O que aconteceu quando a justiça foi usada para enganar?
A juíza Elizabeth Machado Louro causou um escândalo no tribunal ao dar uma sentença contraditória, transformando uma condenação em perdão.
Mas o que levou à confusão e como isso afeta as vítimas de crimes graves?
📊 Fatos e Dados
Vamos descobrir.
Na última julgada, a juíza Elizabeth Machado Louro fez duas perguntas com sentidos opostos, deixando os jurados em consternação.
Ela argumentou que o machismo foi o responsável pela condenação de Monique Medeiros, uma acusada de envolvimento na morte do próprio filho.
🔍 Detalhes Importantes
Mas a pergunta era: o Júri absolviu Monique?
A resposta não era um simples sim ou não, mas uma questão complexa que exigia reflexão.
A juíza apenas ignorou a confusão causada e apresentou um discurso que parecia mais uma piada do que uma explicação justa.

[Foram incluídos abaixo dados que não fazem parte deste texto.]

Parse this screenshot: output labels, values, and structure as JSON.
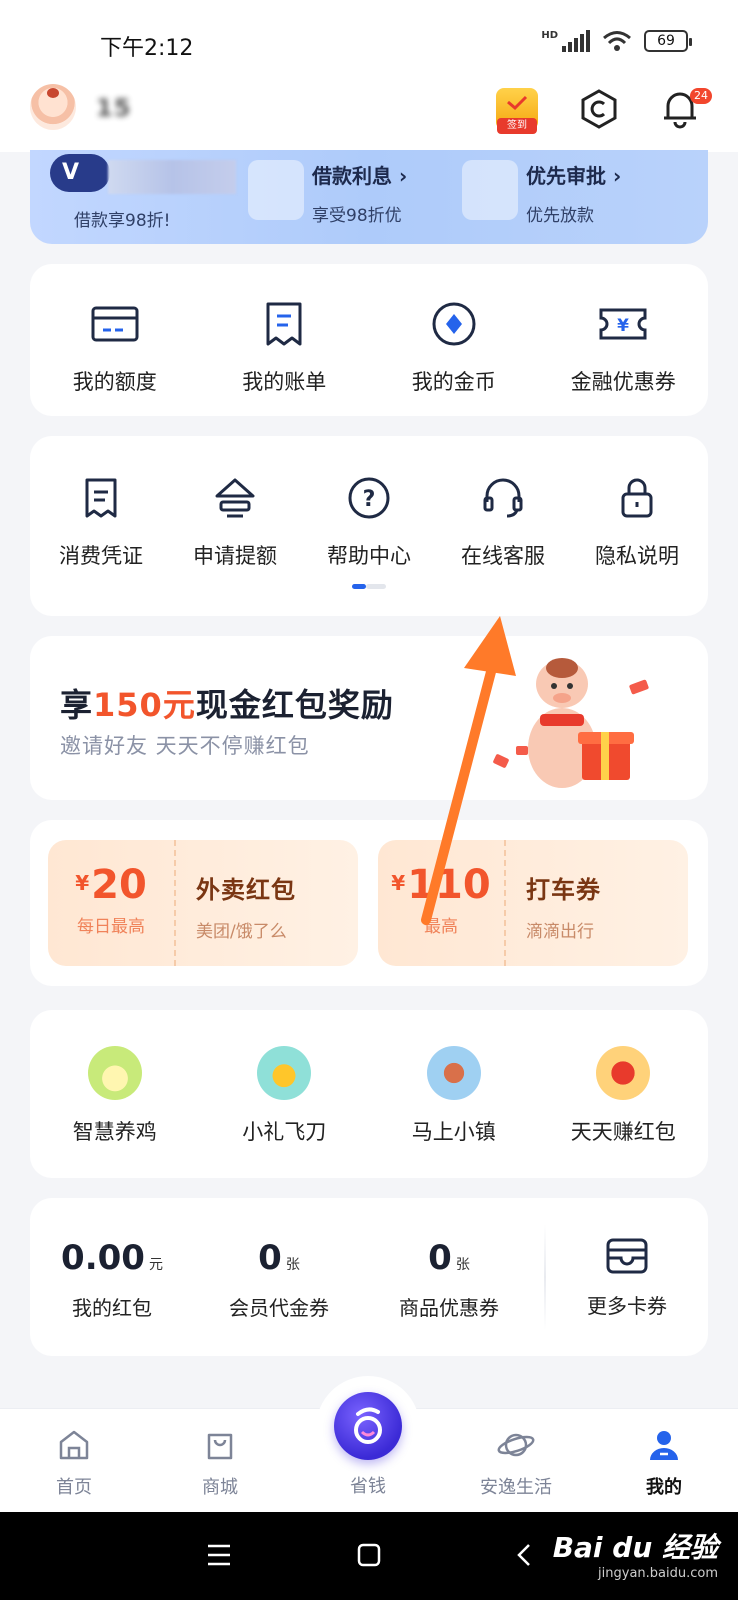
{
  "status_bar": {
    "time": "下午2:12",
    "battery": "69",
    "network_label": "HD"
  },
  "header": {
    "username": "15",
    "checkin_label": "签到",
    "notification_count": "24"
  },
  "banner": {
    "vip_letter": "V",
    "vip_subtitle": "借款享98折!",
    "benefits": [
      {
        "title": "借款利息 ›",
        "subtitle": "享受98折优"
      },
      {
        "title": "优先审批 ›",
        "subtitle": "优先放款"
      }
    ]
  },
  "quick_menu": [
    {
      "label": "我的额度",
      "icon": "credit-card-icon"
    },
    {
      "label": "我的账单",
      "icon": "bill-icon"
    },
    {
      "label": "我的金币",
      "icon": "coin-icon"
    },
    {
      "label": "金融优惠券",
      "icon": "yuan-ticket-icon"
    }
  ],
  "service_menu": [
    {
      "label": "消费凭证",
      "icon": "receipt-icon"
    },
    {
      "label": "申请提额",
      "icon": "raise-limit-icon"
    },
    {
      "label": "帮助中心",
      "icon": "help-icon"
    },
    {
      "label": "在线客服",
      "icon": "headset-icon"
    },
    {
      "label": "隐私说明",
      "icon": "lock-icon"
    }
  ],
  "promo": {
    "title_pre": "享",
    "title_amount": "150元",
    "title_post": "现金红包奖励",
    "subtitle": "邀请好友 天天不停赚红包"
  },
  "coupons": [
    {
      "currency": "¥",
      "amount": "20",
      "caption": "每日最高",
      "name": "外卖红包",
      "desc": "美团/饿了么"
    },
    {
      "currency": "¥",
      "amount": "110",
      "caption": "最高",
      "name": "打车券",
      "desc": "滴滴出行"
    }
  ],
  "games": [
    {
      "label": "智慧养鸡",
      "icon": "chick-icon",
      "color": "#c8ea7a"
    },
    {
      "label": "小礼飞刀",
      "icon": "knife-icon",
      "color": "#8fe0d8"
    },
    {
      "label": "马上小镇",
      "icon": "windmill-icon",
      "color": "#9fd0f2"
    },
    {
      "label": "天天赚红包",
      "icon": "red-packet-icon",
      "color": "#ffd27a"
    }
  ],
  "wallet": [
    {
      "value": "0.00",
      "unit": "元",
      "label": "我的红包"
    },
    {
      "value": "0",
      "unit": "张",
      "label": "会员代金券"
    },
    {
      "value": "0",
      "unit": "张",
      "label": "商品优惠券"
    }
  ],
  "more_cards": {
    "label": "更多卡券",
    "icon": "card-wallet-icon"
  },
  "tabbar": {
    "tabs": [
      {
        "label": "首页",
        "icon": "home-icon"
      },
      {
        "label": "商城",
        "icon": "shopping-bag-icon"
      },
      {
        "label": "省钱",
        "icon": "save-money-icon"
      },
      {
        "label": "安逸生活",
        "icon": "planet-icon"
      },
      {
        "label": "我的",
        "icon": "profile-icon"
      }
    ],
    "active": "我的"
  },
  "watermark": {
    "brand": "Bai du 经验",
    "url": "jingyan.baidu.com"
  },
  "colors": {
    "accent": "#f2552c",
    "primary": "#2563eb",
    "banner": "#aecbfa"
  }
}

Mas o que ela não sabia é que esse discurso estava pronto desde 2021, esperando o momento certo para ser jogado na plateia.
É uma história chocante que faz perguntar: quem está de fato no controle da justiça?
A julgada que deu errado é um lembrete de que a justiça deve ser imparcial e baseada em fatos, não em opiniões ou desejos pessoais.
É hora de revista os processos judiciais e garantir que a verdade seja revelada, independentemente de quem esteja envolvido.